The John R. Oishei Foundation is providing just under $100,000 for the Grant Street Revitalization Project. Niagara Council member David Rivera has given $17,000.

GObike Buffalo will survey Grant Street in areas such as traffic, transportation use, sidewalk and crosswalk conditions, trash cans and lighting.

Community surveys, by Preservation Buffalo Niagara, are intended to find out what types of businesses people in the immediate area want to see. That information could then encourage other businesses to move into vacant storefronts, Ryan said.

Technical assistance will be available for building owners deciding on whether to make additional investments in their property.

"I think there is a growing optimism amongst the shop owners, and then you layer in being selected for the New York State Main Street grant, which also helped raise the energy," said Ryan, whose office is located at 65 Grant St., near West Ferry Street.

"A lot of the shop holders have been here for the good times, the not-so-good times and there is a general feeling that we are entering into a more positive feeling for Grant Street," he said.

Pop-up demonstrations are intended to test possible solutions with temporary treatments. Bump outs at intersections, temporary bike lanes, utilizing parking spaces for social purposes and even a makeshift roundabout could be attempted.

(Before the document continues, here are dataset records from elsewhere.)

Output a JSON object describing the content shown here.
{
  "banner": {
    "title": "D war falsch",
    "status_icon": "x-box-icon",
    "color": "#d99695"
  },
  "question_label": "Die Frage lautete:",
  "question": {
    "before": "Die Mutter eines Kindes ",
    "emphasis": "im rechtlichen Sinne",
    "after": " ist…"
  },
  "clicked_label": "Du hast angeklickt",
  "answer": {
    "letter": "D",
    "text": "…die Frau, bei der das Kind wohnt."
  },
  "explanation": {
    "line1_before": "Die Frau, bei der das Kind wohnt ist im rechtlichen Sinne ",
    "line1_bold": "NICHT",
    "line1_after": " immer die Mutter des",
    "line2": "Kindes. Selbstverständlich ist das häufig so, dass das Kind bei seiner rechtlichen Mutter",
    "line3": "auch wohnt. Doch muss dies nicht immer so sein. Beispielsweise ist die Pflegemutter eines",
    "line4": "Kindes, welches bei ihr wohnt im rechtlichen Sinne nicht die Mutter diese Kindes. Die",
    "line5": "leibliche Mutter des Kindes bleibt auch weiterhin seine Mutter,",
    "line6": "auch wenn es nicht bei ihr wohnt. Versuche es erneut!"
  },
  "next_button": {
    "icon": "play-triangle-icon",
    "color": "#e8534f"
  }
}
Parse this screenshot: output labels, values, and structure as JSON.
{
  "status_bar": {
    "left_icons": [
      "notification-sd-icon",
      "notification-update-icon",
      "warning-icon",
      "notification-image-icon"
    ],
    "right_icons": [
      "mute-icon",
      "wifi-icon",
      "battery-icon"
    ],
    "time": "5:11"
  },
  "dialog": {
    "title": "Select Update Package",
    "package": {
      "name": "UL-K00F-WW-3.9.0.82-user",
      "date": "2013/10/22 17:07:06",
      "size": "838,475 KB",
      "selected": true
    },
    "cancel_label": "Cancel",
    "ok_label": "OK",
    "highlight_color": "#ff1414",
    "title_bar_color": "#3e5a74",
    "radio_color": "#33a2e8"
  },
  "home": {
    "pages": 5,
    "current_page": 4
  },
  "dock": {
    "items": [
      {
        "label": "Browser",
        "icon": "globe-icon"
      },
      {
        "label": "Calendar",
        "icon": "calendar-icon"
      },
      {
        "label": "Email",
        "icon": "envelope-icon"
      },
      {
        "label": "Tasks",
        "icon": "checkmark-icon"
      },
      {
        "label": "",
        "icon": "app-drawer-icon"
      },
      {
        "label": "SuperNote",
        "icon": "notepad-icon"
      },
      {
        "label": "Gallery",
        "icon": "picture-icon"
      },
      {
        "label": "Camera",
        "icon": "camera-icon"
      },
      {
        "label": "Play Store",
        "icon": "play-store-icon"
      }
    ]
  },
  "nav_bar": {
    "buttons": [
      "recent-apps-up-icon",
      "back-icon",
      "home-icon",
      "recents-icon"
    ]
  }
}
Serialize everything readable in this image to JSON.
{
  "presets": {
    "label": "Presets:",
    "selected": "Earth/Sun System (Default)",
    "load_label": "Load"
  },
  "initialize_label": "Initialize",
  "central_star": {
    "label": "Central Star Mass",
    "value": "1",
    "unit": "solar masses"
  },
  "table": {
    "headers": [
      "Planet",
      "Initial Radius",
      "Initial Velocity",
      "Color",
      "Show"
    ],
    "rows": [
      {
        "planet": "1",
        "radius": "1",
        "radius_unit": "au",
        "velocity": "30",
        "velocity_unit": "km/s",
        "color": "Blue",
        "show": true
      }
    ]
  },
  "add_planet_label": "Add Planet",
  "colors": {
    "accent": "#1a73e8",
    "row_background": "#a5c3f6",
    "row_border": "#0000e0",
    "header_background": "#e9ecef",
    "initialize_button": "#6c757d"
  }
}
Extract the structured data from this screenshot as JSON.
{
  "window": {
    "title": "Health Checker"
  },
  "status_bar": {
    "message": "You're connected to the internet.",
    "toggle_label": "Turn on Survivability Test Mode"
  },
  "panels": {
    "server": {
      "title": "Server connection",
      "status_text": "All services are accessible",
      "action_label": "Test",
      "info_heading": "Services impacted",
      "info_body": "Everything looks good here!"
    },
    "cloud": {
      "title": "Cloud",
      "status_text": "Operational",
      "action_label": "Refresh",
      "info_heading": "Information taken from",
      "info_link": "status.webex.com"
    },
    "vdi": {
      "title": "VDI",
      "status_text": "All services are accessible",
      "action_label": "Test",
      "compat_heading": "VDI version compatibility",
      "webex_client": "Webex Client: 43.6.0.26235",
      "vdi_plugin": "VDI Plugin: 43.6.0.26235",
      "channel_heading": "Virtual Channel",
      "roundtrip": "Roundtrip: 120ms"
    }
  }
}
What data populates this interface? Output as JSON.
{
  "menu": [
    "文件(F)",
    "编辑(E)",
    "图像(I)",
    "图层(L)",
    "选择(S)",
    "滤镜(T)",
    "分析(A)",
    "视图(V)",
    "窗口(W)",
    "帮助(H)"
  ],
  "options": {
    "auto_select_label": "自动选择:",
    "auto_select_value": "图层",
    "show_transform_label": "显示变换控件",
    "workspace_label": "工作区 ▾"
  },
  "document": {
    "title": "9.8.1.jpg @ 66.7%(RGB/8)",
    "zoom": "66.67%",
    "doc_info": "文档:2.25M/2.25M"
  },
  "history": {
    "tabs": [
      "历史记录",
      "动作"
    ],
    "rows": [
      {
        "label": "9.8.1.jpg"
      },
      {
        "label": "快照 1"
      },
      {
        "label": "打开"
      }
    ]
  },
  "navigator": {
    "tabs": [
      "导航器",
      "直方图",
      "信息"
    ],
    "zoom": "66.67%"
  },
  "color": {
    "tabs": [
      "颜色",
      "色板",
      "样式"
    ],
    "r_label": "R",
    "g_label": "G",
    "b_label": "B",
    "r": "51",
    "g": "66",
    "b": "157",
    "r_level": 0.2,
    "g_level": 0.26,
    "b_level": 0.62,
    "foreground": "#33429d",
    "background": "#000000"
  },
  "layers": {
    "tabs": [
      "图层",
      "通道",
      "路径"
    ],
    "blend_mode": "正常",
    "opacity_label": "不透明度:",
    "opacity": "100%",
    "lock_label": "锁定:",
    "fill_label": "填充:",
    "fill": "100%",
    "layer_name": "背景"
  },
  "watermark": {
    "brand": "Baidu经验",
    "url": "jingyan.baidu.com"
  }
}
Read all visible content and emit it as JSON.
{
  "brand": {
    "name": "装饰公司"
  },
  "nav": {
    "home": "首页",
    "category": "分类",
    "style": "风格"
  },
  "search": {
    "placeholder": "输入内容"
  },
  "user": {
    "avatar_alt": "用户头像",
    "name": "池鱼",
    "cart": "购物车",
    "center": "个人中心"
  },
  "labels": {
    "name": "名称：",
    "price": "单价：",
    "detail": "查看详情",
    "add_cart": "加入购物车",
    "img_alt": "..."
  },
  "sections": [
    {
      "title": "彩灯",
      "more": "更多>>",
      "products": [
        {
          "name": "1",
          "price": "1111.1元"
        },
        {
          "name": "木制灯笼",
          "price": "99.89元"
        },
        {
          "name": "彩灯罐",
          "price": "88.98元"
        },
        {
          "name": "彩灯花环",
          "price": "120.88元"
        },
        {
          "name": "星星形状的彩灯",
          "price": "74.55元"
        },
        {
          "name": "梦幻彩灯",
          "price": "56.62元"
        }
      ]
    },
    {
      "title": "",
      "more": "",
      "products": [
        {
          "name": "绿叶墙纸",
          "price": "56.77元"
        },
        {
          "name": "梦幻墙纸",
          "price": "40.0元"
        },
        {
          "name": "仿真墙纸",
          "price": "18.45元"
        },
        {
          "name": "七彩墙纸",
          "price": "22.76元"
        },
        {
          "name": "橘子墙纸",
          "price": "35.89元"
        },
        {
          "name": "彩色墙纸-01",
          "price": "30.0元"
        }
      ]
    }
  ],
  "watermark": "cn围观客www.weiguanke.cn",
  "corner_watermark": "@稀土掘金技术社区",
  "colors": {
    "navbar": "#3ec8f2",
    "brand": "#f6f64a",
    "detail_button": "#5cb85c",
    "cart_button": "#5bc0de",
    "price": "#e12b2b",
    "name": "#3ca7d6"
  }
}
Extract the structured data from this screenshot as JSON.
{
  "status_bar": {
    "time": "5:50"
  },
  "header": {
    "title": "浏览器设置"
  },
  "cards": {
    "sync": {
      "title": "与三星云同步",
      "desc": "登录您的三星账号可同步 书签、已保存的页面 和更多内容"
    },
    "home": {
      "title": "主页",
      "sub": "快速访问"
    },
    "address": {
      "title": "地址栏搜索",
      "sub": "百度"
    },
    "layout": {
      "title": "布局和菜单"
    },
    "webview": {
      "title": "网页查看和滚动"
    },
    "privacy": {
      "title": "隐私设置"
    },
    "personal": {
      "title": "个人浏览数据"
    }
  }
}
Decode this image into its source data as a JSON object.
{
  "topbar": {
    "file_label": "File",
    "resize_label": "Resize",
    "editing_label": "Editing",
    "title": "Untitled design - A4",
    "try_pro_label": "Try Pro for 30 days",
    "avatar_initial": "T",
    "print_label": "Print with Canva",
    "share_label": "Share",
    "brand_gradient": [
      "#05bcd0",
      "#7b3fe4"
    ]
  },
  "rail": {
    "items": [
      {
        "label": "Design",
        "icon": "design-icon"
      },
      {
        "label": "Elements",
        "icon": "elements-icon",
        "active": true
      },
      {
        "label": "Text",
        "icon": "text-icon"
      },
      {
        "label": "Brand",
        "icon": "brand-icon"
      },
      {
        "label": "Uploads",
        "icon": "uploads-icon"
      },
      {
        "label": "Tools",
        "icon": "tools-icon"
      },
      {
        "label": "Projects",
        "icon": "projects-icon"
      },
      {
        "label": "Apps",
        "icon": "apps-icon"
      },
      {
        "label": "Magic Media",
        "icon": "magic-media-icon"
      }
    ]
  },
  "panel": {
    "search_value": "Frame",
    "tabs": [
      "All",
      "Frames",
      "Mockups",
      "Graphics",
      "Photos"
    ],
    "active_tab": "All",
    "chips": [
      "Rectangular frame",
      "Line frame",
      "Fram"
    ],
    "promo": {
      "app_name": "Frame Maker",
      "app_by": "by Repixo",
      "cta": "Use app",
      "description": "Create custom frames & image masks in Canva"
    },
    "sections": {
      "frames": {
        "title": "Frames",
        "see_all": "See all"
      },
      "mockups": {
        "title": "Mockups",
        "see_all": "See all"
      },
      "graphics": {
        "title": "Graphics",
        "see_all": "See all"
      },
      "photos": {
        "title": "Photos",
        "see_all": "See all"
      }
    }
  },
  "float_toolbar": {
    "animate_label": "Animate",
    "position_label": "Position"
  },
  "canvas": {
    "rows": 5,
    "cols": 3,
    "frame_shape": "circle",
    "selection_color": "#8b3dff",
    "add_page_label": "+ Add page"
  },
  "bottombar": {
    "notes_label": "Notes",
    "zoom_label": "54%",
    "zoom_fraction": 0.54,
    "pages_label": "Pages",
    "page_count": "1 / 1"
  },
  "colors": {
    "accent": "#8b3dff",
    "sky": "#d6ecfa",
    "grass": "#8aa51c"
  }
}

"We can build some of these things, whether they last for a weekend or last for a month, and do the analysis on how it's working before the multi-million investments that take place," said Justin Booth, GOBike's executive director.

G&L Flooring Center, Frontier Liquor & Wine and Lorigos Meating Place each received $50,000 grants for facade improvements. Buffalo Coooperative Federal Credit Union, Freddy J's and the building at 83-89 Grant St. each received over $34,000.